I really like that you included the line about this policy being a natural extension of DHR’s mission. I think it’s important to document this connection when writing a policy like this for an organization so that they can clearly see the benefits of how a digital preservation plan is important for their functionality in the long run. I’m sure it’s not too difficult for people actually doing the work at the organization to see this connection, but having a line like this in a policy reviewed by board members or other upper management might be helpful to convince them particularly if funding is involved. I also thought it was an especially good idea that you included definitions at the bottom to ensure that those reading the policy know exactly what various terms mean. Wish I would have thought of that!

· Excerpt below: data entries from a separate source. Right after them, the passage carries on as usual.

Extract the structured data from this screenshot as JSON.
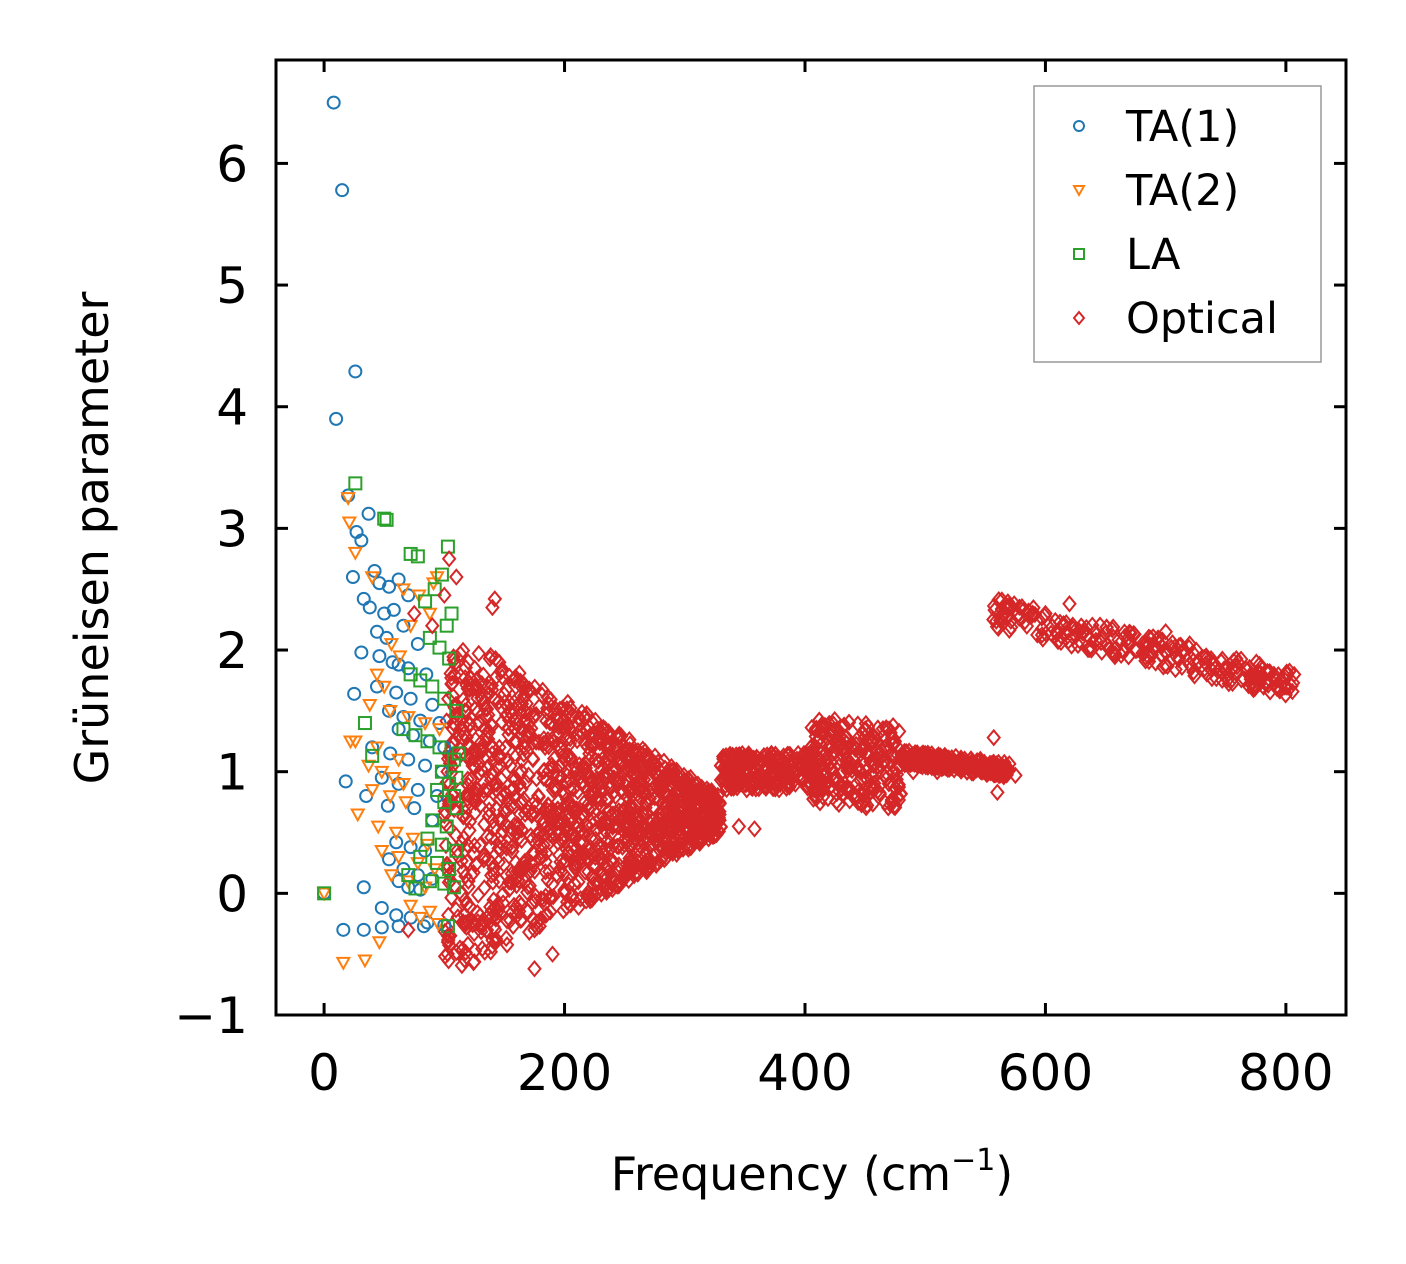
{
  "chart_data": {
    "type": "scatter",
    "title": "",
    "xlabel": "Frequency (cm",
    "xlabel_sup": "−1",
    "xlabel_close": ")",
    "ylabel": "Grüneisen parameter",
    "xlim": [
      -40,
      850
    ],
    "ylim": [
      -1,
      6.85
    ],
    "xticks": [
      0,
      200,
      400,
      600,
      800
    ],
    "xtick_labels": [
      "0",
      "200",
      "400",
      "600",
      "800"
    ],
    "yticks": [
      -1,
      0,
      1,
      2,
      3,
      4,
      5,
      6
    ],
    "ytick_labels": [
      "−1",
      "0",
      "1",
      "2",
      "3",
      "4",
      "5",
      "6"
    ],
    "legend_position": "top-right",
    "grid": false,
    "series": [
      {
        "name": "TA(1)",
        "marker": "circle",
        "color": "#1f77b4",
        "points": [
          [
            0,
            0
          ],
          [
            8,
            6.5
          ],
          [
            15,
            5.78
          ],
          [
            26,
            4.29
          ],
          [
            10,
            3.9
          ],
          [
            20,
            3.27
          ],
          [
            37,
            3.12
          ],
          [
            27,
            2.97
          ],
          [
            31,
            2.9
          ],
          [
            42,
            2.65
          ],
          [
            24,
            2.6
          ],
          [
            46,
            2.55
          ],
          [
            54,
            2.52
          ],
          [
            62,
            2.58
          ],
          [
            70,
            2.45
          ],
          [
            33,
            2.42
          ],
          [
            38,
            2.35
          ],
          [
            50,
            2.3
          ],
          [
            58,
            2.33
          ],
          [
            66,
            2.2
          ],
          [
            44,
            2.15
          ],
          [
            52,
            2.1
          ],
          [
            78,
            2.05
          ],
          [
            31,
            1.98
          ],
          [
            46,
            1.95
          ],
          [
            57,
            1.9
          ],
          [
            62,
            1.88
          ],
          [
            70,
            1.85
          ],
          [
            85,
            1.8
          ],
          [
            25,
            1.64
          ],
          [
            44,
            1.7
          ],
          [
            60,
            1.65
          ],
          [
            72,
            1.6
          ],
          [
            90,
            1.55
          ],
          [
            54,
            1.5
          ],
          [
            66,
            1.45
          ],
          [
            80,
            1.42
          ],
          [
            96,
            1.4
          ],
          [
            62,
            1.35
          ],
          [
            74,
            1.3
          ],
          [
            88,
            1.25
          ],
          [
            100,
            1.2
          ],
          [
            40,
            1.2
          ],
          [
            55,
            1.15
          ],
          [
            70,
            1.1
          ],
          [
            84,
            1.05
          ],
          [
            98,
            1.0
          ],
          [
            18,
            0.92
          ],
          [
            48,
            0.95
          ],
          [
            62,
            0.9
          ],
          [
            78,
            0.85
          ],
          [
            94,
            0.8
          ],
          [
            35,
            0.8
          ],
          [
            53,
            0.72
          ],
          [
            75,
            0.7
          ],
          [
            90,
            0.6
          ],
          [
            60,
            0.42
          ],
          [
            72,
            0.38
          ],
          [
            84,
            0.35
          ],
          [
            54,
            0.28
          ],
          [
            66,
            0.2
          ],
          [
            78,
            0.15
          ],
          [
            90,
            0.12
          ],
          [
            62,
            0.1
          ],
          [
            70,
            0.05
          ],
          [
            80,
            0.03
          ],
          [
            33,
            0.05
          ],
          [
            48,
            -0.12
          ],
          [
            60,
            -0.18
          ],
          [
            72,
            -0.2
          ],
          [
            86,
            -0.24
          ],
          [
            16,
            -0.3
          ],
          [
            33,
            -0.3
          ],
          [
            48,
            -0.28
          ],
          [
            62,
            -0.27
          ],
          [
            100,
            -0.26
          ],
          [
            83,
            -0.27
          ]
        ]
      },
      {
        "name": "TA(2)",
        "marker": "triangle",
        "color": "#ff7f0e",
        "points": [
          [
            0,
            0
          ],
          [
            20,
            3.25
          ],
          [
            21,
            3.05
          ],
          [
            26,
            2.8
          ],
          [
            40,
            2.6
          ],
          [
            66,
            2.5
          ],
          [
            79,
            2.45
          ],
          [
            91,
            2.55
          ],
          [
            94,
            2.6
          ],
          [
            88,
            2.3
          ],
          [
            72,
            2.2
          ],
          [
            56,
            2.05
          ],
          [
            63,
            1.95
          ],
          [
            44,
            1.8
          ],
          [
            50,
            1.7
          ],
          [
            38,
            1.55
          ],
          [
            55,
            1.5
          ],
          [
            70,
            1.45
          ],
          [
            84,
            1.4
          ],
          [
            96,
            1.35
          ],
          [
            22,
            1.25
          ],
          [
            26,
            1.25
          ],
          [
            44,
            1.2
          ],
          [
            62,
            1.1
          ],
          [
            37,
            1.05
          ],
          [
            48,
            1.0
          ],
          [
            58,
            0.95
          ],
          [
            66,
            0.9
          ],
          [
            40,
            0.85
          ],
          [
            55,
            0.8
          ],
          [
            68,
            0.75
          ],
          [
            28,
            0.65
          ],
          [
            45,
            0.55
          ],
          [
            60,
            0.5
          ],
          [
            74,
            0.45
          ],
          [
            86,
            0.4
          ],
          [
            48,
            0.35
          ],
          [
            62,
            0.3
          ],
          [
            78,
            0.25
          ],
          [
            92,
            0.2
          ],
          [
            56,
            0.15
          ],
          [
            70,
            0.1
          ],
          [
            84,
            0.05
          ],
          [
            72,
            -0.1
          ],
          [
            88,
            -0.15
          ],
          [
            46,
            -0.4
          ],
          [
            16,
            -0.57
          ],
          [
            34,
            -0.55
          ],
          [
            80,
            -0.2
          ],
          [
            95,
            -0.25
          ]
        ]
      },
      {
        "name": "LA",
        "marker": "square",
        "color": "#2ca02c",
        "points": [
          [
            0,
            0
          ],
          [
            26,
            3.37
          ],
          [
            50,
            3.08
          ],
          [
            52,
            3.07
          ],
          [
            103,
            2.85
          ],
          [
            72,
            2.79
          ],
          [
            78,
            2.77
          ],
          [
            98,
            2.62
          ],
          [
            92,
            2.5
          ],
          [
            84,
            2.4
          ],
          [
            106,
            2.3
          ],
          [
            102,
            2.2
          ],
          [
            88,
            2.1
          ],
          [
            96,
            2.02
          ],
          [
            104,
            1.93
          ],
          [
            72,
            1.8
          ],
          [
            80,
            1.75
          ],
          [
            90,
            1.7
          ],
          [
            100,
            1.6
          ],
          [
            110,
            1.5
          ],
          [
            34,
            1.4
          ],
          [
            66,
            1.35
          ],
          [
            76,
            1.3
          ],
          [
            86,
            1.25
          ],
          [
            96,
            1.2
          ],
          [
            112,
            1.15
          ],
          [
            40,
            1.13
          ],
          [
            108,
            1.1
          ],
          [
            98,
            1.0
          ],
          [
            110,
            0.95
          ],
          [
            104,
            0.9
          ],
          [
            94,
            0.85
          ],
          [
            108,
            0.8
          ],
          [
            100,
            0.75
          ],
          [
            110,
            0.7
          ],
          [
            90,
            0.6
          ],
          [
            102,
            0.55
          ],
          [
            86,
            0.45
          ],
          [
            98,
            0.4
          ],
          [
            110,
            0.35
          ],
          [
            80,
            0.3
          ],
          [
            94,
            0.25
          ],
          [
            104,
            0.2
          ],
          [
            70,
            0.15
          ],
          [
            88,
            0.1
          ],
          [
            100,
            0.08
          ],
          [
            108,
            0.05
          ],
          [
            76,
            0.04
          ],
          [
            103,
            -0.27
          ]
        ]
      },
      {
        "name": "Optical",
        "marker": "diamond",
        "color": "#d62728",
        "points": [
          [
            104,
            2.75
          ],
          [
            110,
            2.6
          ],
          [
            142,
            2.42
          ],
          [
            140,
            2.35
          ],
          [
            100,
            2.45
          ],
          [
            75,
            2.3
          ],
          [
            90,
            2.2
          ],
          [
            103,
            -0.35
          ],
          [
            70,
            -0.3
          ],
          [
            120,
            0.1
          ],
          [
            190,
            -0.5
          ],
          [
            175,
            -0.62
          ],
          [
            240,
            1.25
          ],
          [
            260,
            1.1
          ],
          [
            280,
            1.0
          ],
          [
            300,
            0.85
          ],
          [
            320,
            0.7
          ],
          [
            345,
            0.55
          ],
          [
            358,
            0.53
          ],
          [
            490,
            1.0
          ],
          [
            510,
            1.0
          ],
          [
            560,
            0.83
          ],
          [
            575,
            0.97
          ],
          [
            557,
            1.28
          ],
          [
            600,
            2.3
          ],
          [
            620,
            2.38
          ],
          [
            700,
            2.15
          ],
          [
            720,
            2.05
          ],
          [
            760,
            1.9
          ],
          [
            790,
            1.8
          ],
          [
            806,
            1.73
          ]
        ],
        "bands": [
          {
            "x_range": [
              100,
              330
            ],
            "y_range": [
              -0.6,
              2.0
            ]
          },
          {
            "x_range": [
              330,
              410
            ],
            "y_range": [
              0.75,
              1.3
            ]
          },
          {
            "x_range": [
              405,
              480
            ],
            "y_range": [
              0.75,
              1.6
            ]
          },
          {
            "x_range": [
              480,
              570
            ],
            "y_range": [
              0.95,
              1.25
            ]
          },
          {
            "x_range": [
              555,
              810
            ],
            "y_range": [
              1.7,
              2.4
            ]
          }
        ]
      }
    ]
  }
}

Thanks, Sarah! (psst, the definitions and terms section wasn’t an original idea of mine….). I think that the definitions/terms section can definitely be expanded for the exact reason that you mentioned. I chose to mention that the policy was a natural extension of the institution’s mission so that it can more easily reference existing documents and maybe even be incorporated into something higher up in the government food chain. I think (hope) that this will eventually lead to the development of an umbrella policy for DHR or be augmented with existing policy and guidelines.
I think this is a really great policy and nicely arranged and organized. All the section headings and numberings do help to make otherwise dry policy documents somewhat more readable — or at least, they help a reader find the only part they need. I’m especially impressed by the definitions of terms at the end. I’m also curious about the way you’ve differentiated digital surrogates and born-digital materials. It makes a lot of sense, but I haven’t noticed too much about this in any of our class readings and I wonder whether you’ve thought this through yourself or adopted it from elsewhere.
For all your “insert title” statements, I wonder if you are constrained by your project, or whether that will be left for them to figure out later? I definitely consider all my work on this site to be more a draft than a finished project.
Thanks for the good words. I chose to purposefully differentiate between surrogates and born digital primarily to highlight two independent content streams. DHR accessions born-digital items, but creates surrogates whenever asked. Knowing how valuable storage space is and how difficult it is to navigate bureaucratic hurdles, I think that associating differing workflows and content loss threat levels with different terminology will *hopefully* prevent the loss of irreplaceable content.
My insert title statements exist because I’m aware of the appropriate documentation but don’t currently have access to it. I also chose to leave the roles designations blank because I’m not sure how DHR wants to divide these responsibilities (will it become IT’s problem, the Archivist’s, or someone else?). I also consider this a working draft and it is my intention to continue giving feedback to DHR.